Merle Haggard’s Childhood Boxcar Home Relocated to Museum
Merle Haggard's childhood home is now in a new location. The train boxcar where Haggard was born and raised, which his father purchased in 1935 for $500, was permanently moved from its previous location at 1303 Yosemite Dr. in Oildale, Calif., to the Kern County Museum in nearby Bakersfield.
Both Haggard and his 93-year-old sister, Lillian Haggard Rea, along with Haggard's wife and children, attended the relocation ceremony on July 29.
“The walls were thick: cool in the summer and warm in winter,” Rea recalls to the New York Times of the boxcar.
The family found much happiness in their tiny home in Haggard's early years, with his mother, Flossie Mae Harp, once cooking a Thanksgiving dinner for 22 people in the boxcar. The singer's father, James Haggard, added a pop-out dining area, a wash house and a hand-poured concrete bathtub and front step, while his mother added fruit trees, climbing roses and a grape arbor.

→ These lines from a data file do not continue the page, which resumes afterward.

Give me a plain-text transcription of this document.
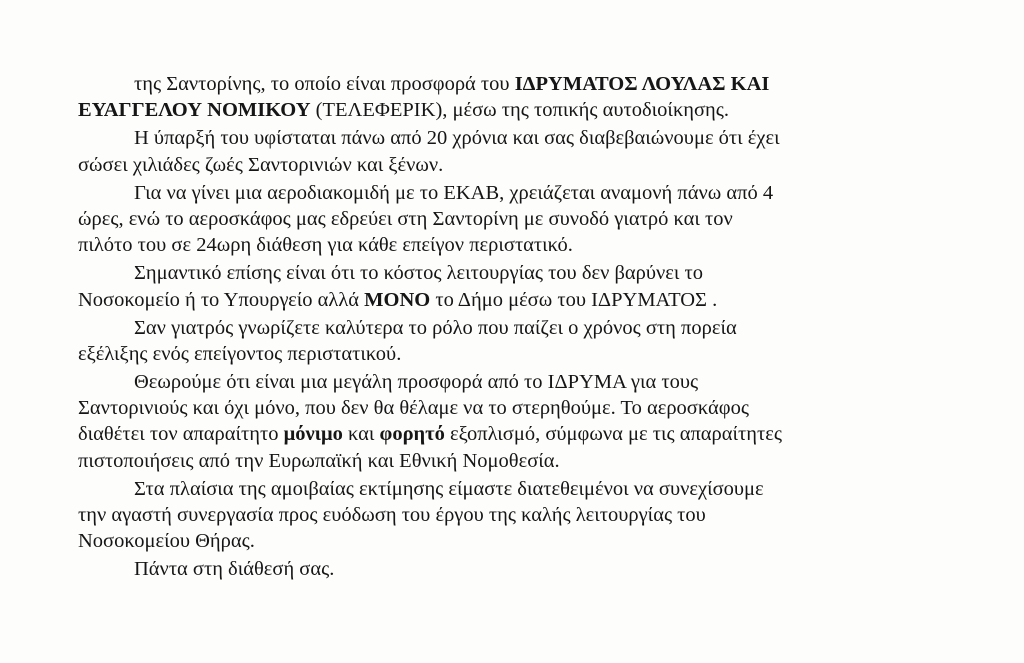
της Σαντορίνης, το οποίο είναι προσφορά του ΙΔΡΥΜΑΤΟΣ ΛΟΥΛΑΣ ΚΑΙ
ΕΥΑΓΓΕΛΟΥ ΝΟΜΙΚΟΥ (ΤΕΛΕΦΕΡΙΚ), μέσω της τοπικής αυτοδιοίκησης.
Η ύπαρξή του υφίσταται πάνω από 20 χρόνια και σας διαβεβαιώνουμε ότι έχει
σώσει χιλιάδες ζωές Σαντορινιών και ξένων.
Για να γίνει μια αεροδιακομιδή με το ΕΚΑΒ, χρειάζεται αναμονή πάνω από 4
ώρες, ενώ το αεροσκάφος μας εδρεύει στη Σαντορίνη με συνοδό γιατρό και τον
πιλότο του σε 24ωρη διάθεση για κάθε επείγον περιστατικό.
Σημαντικό επίσης είναι ότι το κόστος λειτουργίας του δεν βαρύνει το
Νοσοκομείο ή το Υπουργείο αλλά ΜΟΝΟ το Δήμο μέσω του ΙΔΡΥΜΑΤΟΣ .
Σαν γιατρός γνωρίζετε καλύτερα το ρόλο που παίζει ο χρόνος στη πορεία
εξέλιξης ενός επείγοντος περιστατικού.
Θεωρούμε ότι είναι μια μεγάλη προσφορά από το ΙΔΡΥΜΑ για τους
Σαντορινιούς και όχι μόνο, που δεν θα θέλαμε να το στερηθούμε. Το αεροσκάφος
διαθέτει τον απαραίτητο μόνιμο και φορητό εξοπλισμό, σύμφωνα με τις απαραίτητες
πιστοποιήσεις από την Ευρωπαϊκή και Εθνική Νομοθεσία.
Στα πλαίσια της αμοιβαίας εκτίμησης είμαστε διατεθειμένοι να συνεχίσουμε
την αγαστή συνεργασία προς ευόδωση του έργου της καλής λειτουργίας του
Νοσοκομείου Θήρας.
Πάντα στη διάθεσή σας.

Before the future country legend was born in 1937, Haggard's family relocated to California from Oklahoma in 1934, after losing their barn in a fire during the Great Depression. They were content in California, but tragedy struck again in 1945, when Haggard's father died suddenly from a brain hemorrhage, kicking off years of rebellion, delinquency and jail for Haggard.

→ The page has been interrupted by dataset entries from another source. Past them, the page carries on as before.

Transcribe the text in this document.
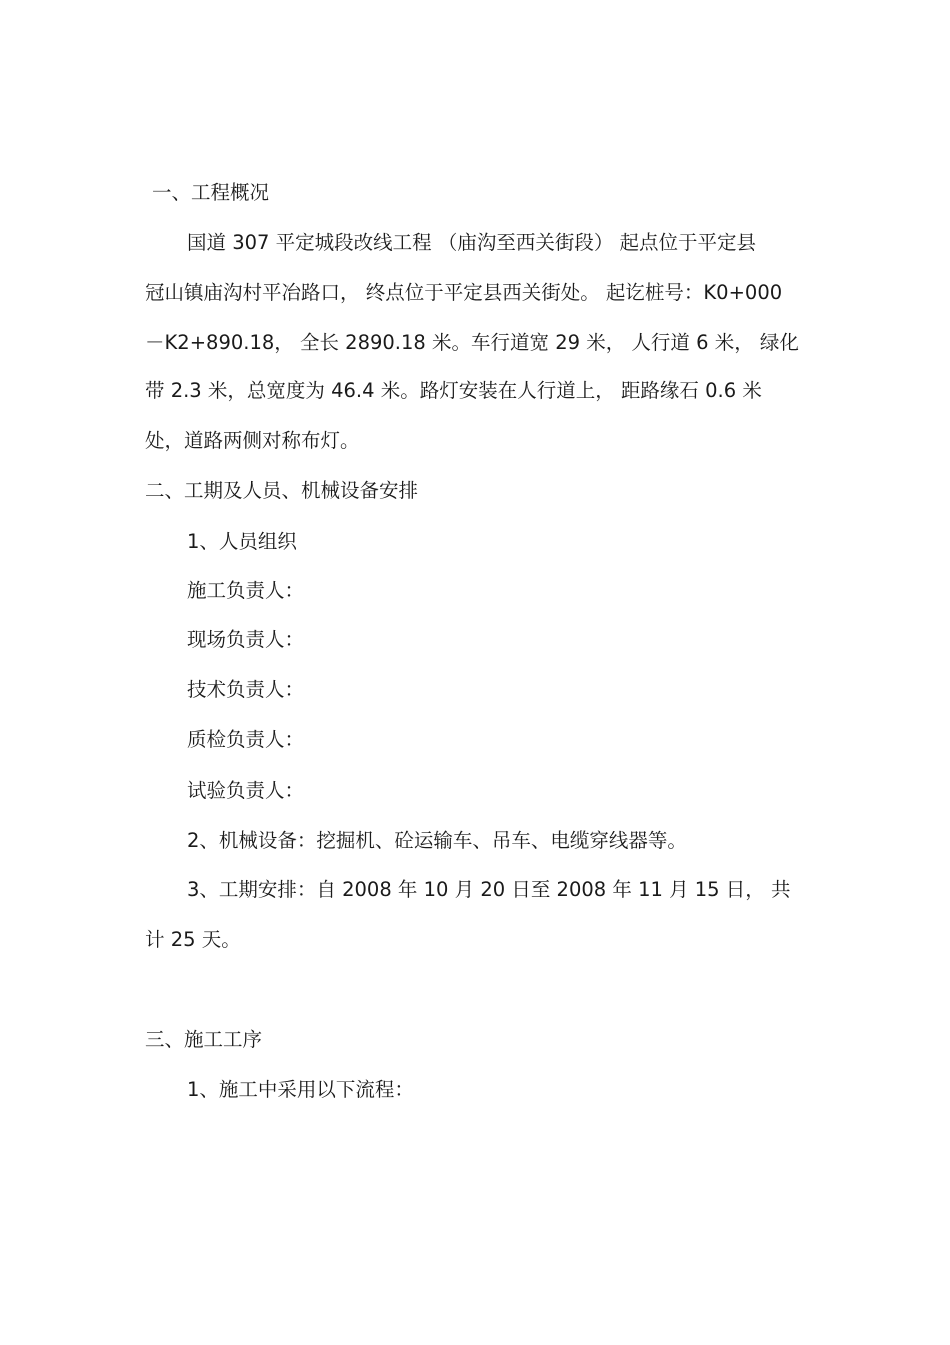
一、工程概况
国道 307 平定城段改线工程 （庙沟至西关街段） 起点位于平定县
冠山镇庙沟村平冶路口， 终点位于平定县西关街处。 起讫桩号：K0+000
－K2+890.18， 全长 2890.18 米。车行道宽 29 米， 人行道 6 米， 绿化
带 2.3 米，总宽度为 46.4 米。路灯安装在人行道上， 距路缘石 0.6 米
处，道路两侧对称布灯。
二、工期及人员、机械设备安排
1、人员组织
施工负责人：
现场负责人：
技术负责人：
质检负责人：
试验负责人：
2、机械设备：挖掘机、砼运输车、吊车、电缆穿线器等。
3、工期安排：自 2008 年 10 月 20 日至 2008 年 11 月 15 日， 共
计 25 天。
三、施工工序
1、施工中采用以下流程：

“He wasn’t a bad kid,” Rea says. “The poor child was just in pain. He was looking for his own answers and couldn’t find them.”
As of last year, the Haggards' boxcar house was occupied, although it had greatly deteriorated. The "Okie From Muskogee" singer wrote about the house's sad state in his 1999 autobiography, My House of Memories, saying that he was relieved his parents were not alive to see what had happened to their "wood and stucco jewel box."